Casini, la “provocazione” di Grasso e il Senato che non vuol chiudere: ultimi numeri dal circo della politica

6 Feb 2014 9:43 - di Gennaro Malgieri

Ma allora è soltanto perché c’è una nuova legge elettorale che impone di coalizzarsi che Casini ha fatto la “mossa” ed ha annunciato il suo ritorno nel centrodestra (ma quale centrodestra poi, non è chiaro a nessuno)? Da quello che ha detto al convegno dedicato a Pinuccio Tatarella nel quindicesimo anniversario della sua morte, sembrerebbe proprio di sì. E, a parte l’ineleganza, non ci appare per niente convincente che un esponente politico non trovi altre ragioni, se non quelle della necessità e dell’opportunità, per compiere scelte come quelle alle quali si appresta il leader dell’Udc. Avesse almeno avvolto in una parvenza di condivisione programmatica (se mai ci fosse) la sua nuova ri-adesione al centrodestra, avremmo potuto capirlo. Ma così no; così è francamente inaccettabile perfino per i suoi compagni di partito. Non può essere una legge elettorale che indirizza l’impegno politico in un senso o nell’altro. Ecco perché la gente, quando capisce queste cose – e le capisce quasi sempre – finisce poi per allontanarsi dalla politica, disgustata.

Ma Casini è un “dettaglio” che dimostra tuttavia l’inconsistenza di operazioni che dovrebbero essere innovatrici e si rivelano invece soltanto vecchie, stantie, inguardabili insomma. Al cuore della crisi politica c’è sempre la vicenda Berlusconi dalla quale sembra proprio che non si possa prescindere mai, e non certo per la responsabilità del Cavaliere che aspirerebbe ad essere lasciato in pace. Ma è possibile che un presidente del Senato imponga (perché di questo si tratta) contro il parere del Consiglio di presidenza, la costituzione dell’organismo che rappresenta come parte civile nei confronti di un ex-senatore, qual è da qualche mese Berlusconi, come hanno chiesto i giudici di Napoli? Francamente ci sembra un’enormità a fronte di una vicenda che presenta molti lati oscuri e che già vede il leader di Forza Italia pesantemente coinvolto.

E’ un atto politico, non diremo “di guerra” come l’hanno definito i berlusconiani, che se poi ha delle conseguenze oggettivamente politiche nessuno può sorprendersi.
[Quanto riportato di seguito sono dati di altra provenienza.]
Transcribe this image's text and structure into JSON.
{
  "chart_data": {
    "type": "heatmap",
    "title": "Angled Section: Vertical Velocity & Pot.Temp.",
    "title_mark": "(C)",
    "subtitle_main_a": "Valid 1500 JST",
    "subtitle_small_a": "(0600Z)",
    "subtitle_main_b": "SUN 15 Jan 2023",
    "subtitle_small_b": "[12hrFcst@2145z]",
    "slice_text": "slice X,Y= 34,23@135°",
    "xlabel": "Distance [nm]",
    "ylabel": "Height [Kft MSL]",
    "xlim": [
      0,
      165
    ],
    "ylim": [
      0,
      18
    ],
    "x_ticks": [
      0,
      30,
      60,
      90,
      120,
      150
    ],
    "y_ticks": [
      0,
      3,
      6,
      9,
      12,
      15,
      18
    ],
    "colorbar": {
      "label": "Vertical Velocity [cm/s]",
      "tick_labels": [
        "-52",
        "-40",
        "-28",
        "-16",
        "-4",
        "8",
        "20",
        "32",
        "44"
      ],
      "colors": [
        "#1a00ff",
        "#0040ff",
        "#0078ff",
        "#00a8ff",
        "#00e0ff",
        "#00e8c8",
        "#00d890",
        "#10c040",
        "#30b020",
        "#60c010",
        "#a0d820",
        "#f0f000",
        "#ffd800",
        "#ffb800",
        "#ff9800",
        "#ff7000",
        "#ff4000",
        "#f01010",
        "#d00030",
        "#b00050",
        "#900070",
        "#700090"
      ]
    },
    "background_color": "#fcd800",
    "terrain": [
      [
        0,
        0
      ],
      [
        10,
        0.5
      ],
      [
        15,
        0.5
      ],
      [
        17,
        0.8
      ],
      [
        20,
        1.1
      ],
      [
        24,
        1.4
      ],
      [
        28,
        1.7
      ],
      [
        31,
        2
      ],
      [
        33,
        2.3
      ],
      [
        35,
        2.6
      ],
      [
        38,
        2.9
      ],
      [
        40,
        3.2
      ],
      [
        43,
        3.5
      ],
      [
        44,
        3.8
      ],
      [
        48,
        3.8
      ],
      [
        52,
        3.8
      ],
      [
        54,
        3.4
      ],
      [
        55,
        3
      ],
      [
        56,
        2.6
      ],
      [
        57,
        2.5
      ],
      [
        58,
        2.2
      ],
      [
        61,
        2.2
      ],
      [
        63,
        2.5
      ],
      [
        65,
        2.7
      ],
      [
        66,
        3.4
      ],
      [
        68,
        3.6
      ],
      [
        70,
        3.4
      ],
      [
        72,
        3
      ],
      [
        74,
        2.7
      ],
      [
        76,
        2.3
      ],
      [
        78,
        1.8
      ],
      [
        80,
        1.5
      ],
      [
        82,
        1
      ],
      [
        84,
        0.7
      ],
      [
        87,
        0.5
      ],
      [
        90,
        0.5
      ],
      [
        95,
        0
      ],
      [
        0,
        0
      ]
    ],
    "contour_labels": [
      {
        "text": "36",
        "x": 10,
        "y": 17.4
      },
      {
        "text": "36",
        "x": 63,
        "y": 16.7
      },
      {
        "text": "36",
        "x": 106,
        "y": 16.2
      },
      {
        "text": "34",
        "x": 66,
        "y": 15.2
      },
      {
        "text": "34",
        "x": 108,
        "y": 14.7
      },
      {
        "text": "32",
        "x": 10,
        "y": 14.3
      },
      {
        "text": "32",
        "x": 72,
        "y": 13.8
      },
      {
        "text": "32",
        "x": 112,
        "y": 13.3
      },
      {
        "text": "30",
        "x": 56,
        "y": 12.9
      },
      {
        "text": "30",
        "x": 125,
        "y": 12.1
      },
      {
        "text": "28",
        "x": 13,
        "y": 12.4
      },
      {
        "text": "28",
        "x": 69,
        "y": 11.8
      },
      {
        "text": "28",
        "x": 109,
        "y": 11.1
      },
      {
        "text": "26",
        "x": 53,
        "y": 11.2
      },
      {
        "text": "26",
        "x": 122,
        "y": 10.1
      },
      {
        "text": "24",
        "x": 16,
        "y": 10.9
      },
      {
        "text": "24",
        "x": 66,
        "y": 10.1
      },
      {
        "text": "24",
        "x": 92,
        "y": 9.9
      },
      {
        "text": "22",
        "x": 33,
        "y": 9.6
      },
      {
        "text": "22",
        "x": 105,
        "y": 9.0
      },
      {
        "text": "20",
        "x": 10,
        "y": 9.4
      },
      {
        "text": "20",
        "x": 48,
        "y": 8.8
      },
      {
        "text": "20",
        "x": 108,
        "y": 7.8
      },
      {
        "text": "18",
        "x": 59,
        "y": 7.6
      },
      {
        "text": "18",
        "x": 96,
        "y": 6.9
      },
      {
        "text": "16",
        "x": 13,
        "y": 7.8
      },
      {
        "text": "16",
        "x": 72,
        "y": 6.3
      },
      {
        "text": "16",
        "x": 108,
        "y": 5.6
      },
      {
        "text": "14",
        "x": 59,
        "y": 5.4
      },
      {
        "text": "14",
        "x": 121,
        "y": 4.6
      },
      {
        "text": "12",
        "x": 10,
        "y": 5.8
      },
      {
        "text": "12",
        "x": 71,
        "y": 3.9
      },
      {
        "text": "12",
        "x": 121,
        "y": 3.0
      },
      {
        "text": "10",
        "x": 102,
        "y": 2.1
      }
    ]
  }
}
E quali potrebbero essere? Il disimpegno nel portare avanti le riforme, per esempio, lasciando Renzi con il cerino in mano ed innescando nuovamente un processo di regressione che non potrebbe concludersi altrimenti che con il salto nel buio delle elezioni anticipate.

Non sappiamo se Pietro Grasso ha valutato le conseguenze del suo gesto. Qualcuno avrebbe dovuto consigliarlo per il meglio affinché non si aprisse una spirale distruttiva che sembrava scongiurata dopo l’accordo del Nazareno.

E poi c’è dell’altro. In questo bizzarro mondo politico accade anche che la progettata chiusura (sì, diciamo le cose come stanno) del Senato ha fatto insorgere, com’era prevedibile, i senatori. Circola una proposta di legge a Palazzo Madama con la quale si chiede, non senza ragione, di abolire la Camera dei deputati piuttosto che ridurre la Camera Alta all’irrilevanza. Le motivazioni sono tutt’altro che peregrine. Quando il disegno di riforma arriverà a Palazzo Madama ci sarà da divertirsi. E non detto che Renzi non riponga le sue cartuccelle in attesa di tempi migliori. Tempi che gli italiani stanno aspettando da almeno vent’anni.